Dzień po masakrze – kanadyjska inflacja na deser

Choć wczorajsze publikacje ekonomiczne naprawdę mogły wywołać chaos – co zresztą uczyniły – dzisiejszy kalendarz jest raczej spokojny. Musimy zadowolić kanadyjską inflacją CPI, w przypadku której analitycy spodziewają się przyspieszenia.

Kanadyjska inflacja bazowa CPI

Mówi się, że ceny konsumenckie w lipcu ponownie wzrosły o 0,2% m/m – inflacja CPI powinna zatem wzrosnąć do 2,8% r/r. Wzrost cen nieuwzględniający najbardziej zmiennych komponentów ma przyspieszyć do 1,6% w stosunku do lipca 2010 r. (czerwcowa inflacja r/r wyniosła 1,3%).

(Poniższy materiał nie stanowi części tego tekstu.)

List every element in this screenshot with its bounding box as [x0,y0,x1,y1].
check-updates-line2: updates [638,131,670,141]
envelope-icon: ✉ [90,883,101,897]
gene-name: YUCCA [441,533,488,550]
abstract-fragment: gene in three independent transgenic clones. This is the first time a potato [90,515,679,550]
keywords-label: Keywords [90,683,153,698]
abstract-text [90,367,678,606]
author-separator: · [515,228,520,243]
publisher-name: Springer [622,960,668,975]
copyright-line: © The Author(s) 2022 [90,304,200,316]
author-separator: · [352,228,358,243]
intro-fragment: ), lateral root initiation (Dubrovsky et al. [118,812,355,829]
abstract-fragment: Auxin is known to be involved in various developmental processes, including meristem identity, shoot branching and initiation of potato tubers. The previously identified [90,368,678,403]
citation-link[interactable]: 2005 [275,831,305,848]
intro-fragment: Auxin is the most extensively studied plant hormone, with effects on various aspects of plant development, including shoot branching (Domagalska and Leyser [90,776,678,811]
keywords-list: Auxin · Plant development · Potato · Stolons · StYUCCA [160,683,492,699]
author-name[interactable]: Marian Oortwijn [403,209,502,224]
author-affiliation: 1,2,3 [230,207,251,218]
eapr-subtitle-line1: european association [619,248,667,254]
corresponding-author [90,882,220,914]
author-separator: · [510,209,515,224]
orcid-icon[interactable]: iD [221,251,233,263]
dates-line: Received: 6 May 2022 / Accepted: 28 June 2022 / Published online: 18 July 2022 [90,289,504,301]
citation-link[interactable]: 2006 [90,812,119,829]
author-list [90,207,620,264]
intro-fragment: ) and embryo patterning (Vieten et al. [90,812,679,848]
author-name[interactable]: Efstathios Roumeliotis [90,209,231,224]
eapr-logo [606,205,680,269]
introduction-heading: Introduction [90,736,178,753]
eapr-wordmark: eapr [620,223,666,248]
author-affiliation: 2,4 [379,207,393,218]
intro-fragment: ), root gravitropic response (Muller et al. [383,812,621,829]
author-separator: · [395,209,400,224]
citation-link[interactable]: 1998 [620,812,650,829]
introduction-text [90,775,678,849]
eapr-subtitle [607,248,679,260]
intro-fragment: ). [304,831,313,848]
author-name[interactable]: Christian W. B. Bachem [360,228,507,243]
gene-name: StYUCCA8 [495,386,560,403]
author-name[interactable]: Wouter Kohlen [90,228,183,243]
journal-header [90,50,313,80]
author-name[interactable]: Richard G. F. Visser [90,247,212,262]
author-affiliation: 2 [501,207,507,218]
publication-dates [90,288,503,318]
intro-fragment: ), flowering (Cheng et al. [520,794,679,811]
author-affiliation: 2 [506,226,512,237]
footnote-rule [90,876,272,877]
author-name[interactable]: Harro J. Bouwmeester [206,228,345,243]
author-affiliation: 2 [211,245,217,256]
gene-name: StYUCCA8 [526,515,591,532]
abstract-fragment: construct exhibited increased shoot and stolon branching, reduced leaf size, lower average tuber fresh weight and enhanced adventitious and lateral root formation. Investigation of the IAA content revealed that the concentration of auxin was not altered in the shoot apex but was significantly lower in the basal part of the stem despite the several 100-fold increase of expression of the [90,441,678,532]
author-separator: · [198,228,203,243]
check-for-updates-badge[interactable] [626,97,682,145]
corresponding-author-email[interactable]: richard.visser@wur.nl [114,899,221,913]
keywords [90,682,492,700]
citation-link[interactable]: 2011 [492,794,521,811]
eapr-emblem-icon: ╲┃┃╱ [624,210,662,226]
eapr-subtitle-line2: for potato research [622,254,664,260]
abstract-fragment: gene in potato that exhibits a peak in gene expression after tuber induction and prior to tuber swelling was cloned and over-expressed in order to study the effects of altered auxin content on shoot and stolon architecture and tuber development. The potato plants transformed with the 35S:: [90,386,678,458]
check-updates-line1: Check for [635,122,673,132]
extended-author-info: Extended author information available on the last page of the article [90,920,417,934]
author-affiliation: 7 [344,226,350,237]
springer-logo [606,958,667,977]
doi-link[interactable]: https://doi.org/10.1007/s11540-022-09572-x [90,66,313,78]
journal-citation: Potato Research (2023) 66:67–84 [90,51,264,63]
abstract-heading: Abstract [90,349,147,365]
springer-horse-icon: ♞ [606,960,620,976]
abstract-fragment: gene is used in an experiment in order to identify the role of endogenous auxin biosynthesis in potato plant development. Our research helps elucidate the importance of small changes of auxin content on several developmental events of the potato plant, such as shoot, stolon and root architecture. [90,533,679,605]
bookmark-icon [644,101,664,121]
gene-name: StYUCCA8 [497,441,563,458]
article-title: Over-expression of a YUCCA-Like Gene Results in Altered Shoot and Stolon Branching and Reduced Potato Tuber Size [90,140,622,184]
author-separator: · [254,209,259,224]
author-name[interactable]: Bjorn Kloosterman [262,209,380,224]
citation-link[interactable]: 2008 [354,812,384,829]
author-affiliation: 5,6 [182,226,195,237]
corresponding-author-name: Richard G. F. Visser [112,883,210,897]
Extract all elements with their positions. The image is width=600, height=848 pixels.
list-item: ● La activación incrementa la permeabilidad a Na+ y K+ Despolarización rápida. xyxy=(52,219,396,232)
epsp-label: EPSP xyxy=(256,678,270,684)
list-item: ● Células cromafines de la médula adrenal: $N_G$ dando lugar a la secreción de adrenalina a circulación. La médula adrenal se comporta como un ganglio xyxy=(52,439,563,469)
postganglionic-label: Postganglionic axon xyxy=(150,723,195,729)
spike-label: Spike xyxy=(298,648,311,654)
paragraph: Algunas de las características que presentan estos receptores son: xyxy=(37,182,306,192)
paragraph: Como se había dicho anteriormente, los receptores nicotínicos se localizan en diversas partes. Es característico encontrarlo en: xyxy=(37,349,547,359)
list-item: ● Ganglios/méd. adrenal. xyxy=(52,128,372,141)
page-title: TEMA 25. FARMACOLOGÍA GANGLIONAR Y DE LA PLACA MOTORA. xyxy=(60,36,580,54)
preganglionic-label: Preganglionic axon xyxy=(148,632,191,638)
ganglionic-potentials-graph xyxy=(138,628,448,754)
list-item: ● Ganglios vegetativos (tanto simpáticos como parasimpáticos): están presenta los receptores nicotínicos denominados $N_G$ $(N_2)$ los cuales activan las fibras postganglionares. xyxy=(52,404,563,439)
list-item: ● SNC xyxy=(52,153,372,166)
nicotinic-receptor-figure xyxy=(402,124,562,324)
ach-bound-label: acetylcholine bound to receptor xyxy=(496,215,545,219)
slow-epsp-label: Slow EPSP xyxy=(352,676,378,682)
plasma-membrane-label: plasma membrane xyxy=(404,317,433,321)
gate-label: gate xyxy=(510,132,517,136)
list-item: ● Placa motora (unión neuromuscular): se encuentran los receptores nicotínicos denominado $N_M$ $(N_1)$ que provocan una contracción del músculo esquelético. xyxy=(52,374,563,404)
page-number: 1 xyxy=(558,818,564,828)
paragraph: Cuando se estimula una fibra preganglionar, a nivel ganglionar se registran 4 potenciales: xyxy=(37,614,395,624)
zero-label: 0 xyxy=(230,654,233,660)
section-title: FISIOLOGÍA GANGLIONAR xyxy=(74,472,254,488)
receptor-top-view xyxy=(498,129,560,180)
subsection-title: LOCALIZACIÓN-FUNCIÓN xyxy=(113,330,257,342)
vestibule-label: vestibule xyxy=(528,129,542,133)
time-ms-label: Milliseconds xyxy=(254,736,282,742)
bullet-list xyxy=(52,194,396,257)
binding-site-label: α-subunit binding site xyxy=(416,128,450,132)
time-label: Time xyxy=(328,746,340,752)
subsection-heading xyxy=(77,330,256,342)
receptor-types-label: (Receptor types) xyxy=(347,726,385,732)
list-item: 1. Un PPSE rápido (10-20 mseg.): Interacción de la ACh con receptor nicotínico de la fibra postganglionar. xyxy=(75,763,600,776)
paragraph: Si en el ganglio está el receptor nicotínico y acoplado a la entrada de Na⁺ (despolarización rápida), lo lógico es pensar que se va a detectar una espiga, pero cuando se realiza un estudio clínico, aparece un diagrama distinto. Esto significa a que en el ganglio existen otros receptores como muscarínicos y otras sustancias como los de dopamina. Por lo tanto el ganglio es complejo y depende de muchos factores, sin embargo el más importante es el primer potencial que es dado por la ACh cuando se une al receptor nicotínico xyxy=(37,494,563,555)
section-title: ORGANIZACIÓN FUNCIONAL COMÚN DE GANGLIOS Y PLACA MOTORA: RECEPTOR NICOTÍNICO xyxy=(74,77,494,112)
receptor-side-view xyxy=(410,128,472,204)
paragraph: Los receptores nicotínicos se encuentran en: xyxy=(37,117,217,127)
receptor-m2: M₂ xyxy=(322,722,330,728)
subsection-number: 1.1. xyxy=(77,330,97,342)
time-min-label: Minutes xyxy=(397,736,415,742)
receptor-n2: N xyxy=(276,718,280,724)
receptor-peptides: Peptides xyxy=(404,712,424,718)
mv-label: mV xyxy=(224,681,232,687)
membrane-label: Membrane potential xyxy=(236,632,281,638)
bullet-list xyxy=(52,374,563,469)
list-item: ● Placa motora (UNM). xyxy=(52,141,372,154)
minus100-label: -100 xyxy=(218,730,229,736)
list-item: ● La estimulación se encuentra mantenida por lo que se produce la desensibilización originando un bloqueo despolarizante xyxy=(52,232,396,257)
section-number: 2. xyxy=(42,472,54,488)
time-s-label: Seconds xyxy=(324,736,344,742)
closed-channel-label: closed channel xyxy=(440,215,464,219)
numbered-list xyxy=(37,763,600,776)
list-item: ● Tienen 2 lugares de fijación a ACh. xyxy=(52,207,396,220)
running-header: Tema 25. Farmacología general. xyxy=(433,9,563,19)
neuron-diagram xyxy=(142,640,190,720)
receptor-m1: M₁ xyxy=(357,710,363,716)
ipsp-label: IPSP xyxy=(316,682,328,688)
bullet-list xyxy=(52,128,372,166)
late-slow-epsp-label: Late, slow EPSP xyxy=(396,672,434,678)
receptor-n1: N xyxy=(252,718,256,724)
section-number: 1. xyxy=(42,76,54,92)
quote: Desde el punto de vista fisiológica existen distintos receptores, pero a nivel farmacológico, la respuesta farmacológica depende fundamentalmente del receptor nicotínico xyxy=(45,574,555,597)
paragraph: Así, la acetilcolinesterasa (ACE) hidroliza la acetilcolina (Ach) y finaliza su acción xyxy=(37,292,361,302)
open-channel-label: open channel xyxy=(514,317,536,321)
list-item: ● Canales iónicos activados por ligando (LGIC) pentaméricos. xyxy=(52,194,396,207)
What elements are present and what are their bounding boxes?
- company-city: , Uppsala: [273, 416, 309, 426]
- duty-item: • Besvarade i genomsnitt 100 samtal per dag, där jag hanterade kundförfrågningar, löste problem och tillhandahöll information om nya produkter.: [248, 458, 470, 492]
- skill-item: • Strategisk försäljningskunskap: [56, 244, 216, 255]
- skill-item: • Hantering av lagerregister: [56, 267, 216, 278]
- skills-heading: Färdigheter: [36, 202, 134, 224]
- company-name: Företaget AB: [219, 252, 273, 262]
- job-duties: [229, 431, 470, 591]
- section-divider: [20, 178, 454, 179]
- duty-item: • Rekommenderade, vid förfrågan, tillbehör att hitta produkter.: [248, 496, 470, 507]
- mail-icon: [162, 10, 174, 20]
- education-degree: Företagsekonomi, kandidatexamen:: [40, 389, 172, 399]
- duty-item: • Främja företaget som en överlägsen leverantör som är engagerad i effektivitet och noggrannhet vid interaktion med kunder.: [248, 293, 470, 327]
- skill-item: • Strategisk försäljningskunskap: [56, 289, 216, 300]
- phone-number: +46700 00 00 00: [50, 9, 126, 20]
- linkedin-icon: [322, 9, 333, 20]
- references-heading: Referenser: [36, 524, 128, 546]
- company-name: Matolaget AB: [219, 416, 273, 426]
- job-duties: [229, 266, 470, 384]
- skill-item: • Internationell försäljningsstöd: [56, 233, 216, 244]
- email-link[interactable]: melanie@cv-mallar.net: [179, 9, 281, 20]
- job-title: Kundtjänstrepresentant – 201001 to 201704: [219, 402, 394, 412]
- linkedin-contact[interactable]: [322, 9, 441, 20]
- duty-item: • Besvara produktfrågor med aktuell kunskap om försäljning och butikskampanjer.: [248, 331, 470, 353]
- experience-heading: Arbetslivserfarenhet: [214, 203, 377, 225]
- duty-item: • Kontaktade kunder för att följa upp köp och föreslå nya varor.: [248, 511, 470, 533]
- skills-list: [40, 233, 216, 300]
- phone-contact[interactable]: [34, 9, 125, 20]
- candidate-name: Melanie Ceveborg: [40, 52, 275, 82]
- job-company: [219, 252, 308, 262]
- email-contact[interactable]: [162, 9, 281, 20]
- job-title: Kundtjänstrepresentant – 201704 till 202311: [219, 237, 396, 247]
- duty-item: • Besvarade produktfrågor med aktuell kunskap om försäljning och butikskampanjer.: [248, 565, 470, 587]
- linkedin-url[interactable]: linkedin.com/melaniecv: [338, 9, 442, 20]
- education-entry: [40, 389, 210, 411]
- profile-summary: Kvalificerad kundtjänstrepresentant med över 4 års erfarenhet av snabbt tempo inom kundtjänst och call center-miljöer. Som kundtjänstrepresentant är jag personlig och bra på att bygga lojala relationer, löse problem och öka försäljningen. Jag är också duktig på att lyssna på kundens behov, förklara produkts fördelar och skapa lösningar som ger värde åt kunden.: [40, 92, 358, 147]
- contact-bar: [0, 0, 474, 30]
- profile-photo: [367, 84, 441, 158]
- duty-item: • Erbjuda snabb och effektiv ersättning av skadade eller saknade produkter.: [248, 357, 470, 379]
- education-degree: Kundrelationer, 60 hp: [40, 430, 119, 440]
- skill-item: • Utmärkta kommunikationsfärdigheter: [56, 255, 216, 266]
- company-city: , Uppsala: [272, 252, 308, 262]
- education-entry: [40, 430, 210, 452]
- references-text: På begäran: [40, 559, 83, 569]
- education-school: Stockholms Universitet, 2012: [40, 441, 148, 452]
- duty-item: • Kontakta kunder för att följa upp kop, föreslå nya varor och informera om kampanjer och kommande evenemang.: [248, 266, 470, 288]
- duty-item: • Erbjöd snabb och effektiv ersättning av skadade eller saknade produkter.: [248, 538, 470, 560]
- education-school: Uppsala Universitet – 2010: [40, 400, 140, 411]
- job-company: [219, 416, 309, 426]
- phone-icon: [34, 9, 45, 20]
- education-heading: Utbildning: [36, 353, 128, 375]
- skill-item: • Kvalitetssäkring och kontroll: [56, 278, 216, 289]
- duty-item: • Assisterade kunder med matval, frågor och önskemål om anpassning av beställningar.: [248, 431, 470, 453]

Gubernator Banku Kanady przyznał już tymczasem, że w krótkim terminie inflacja najprawdopodobniej utrzyma się powyżej górnego limitu wyznaczonej przez Bank strefy komfortu na poziomie 3%, jednak na razie nie można liczyć na podniesienie stóp (ostatnią podwyżkę mieliśmy we wrześniu 2010 r.), ponieważ obawy związane ze światowym wzrostem gospodarczym przeważają nad presją inflacyjną.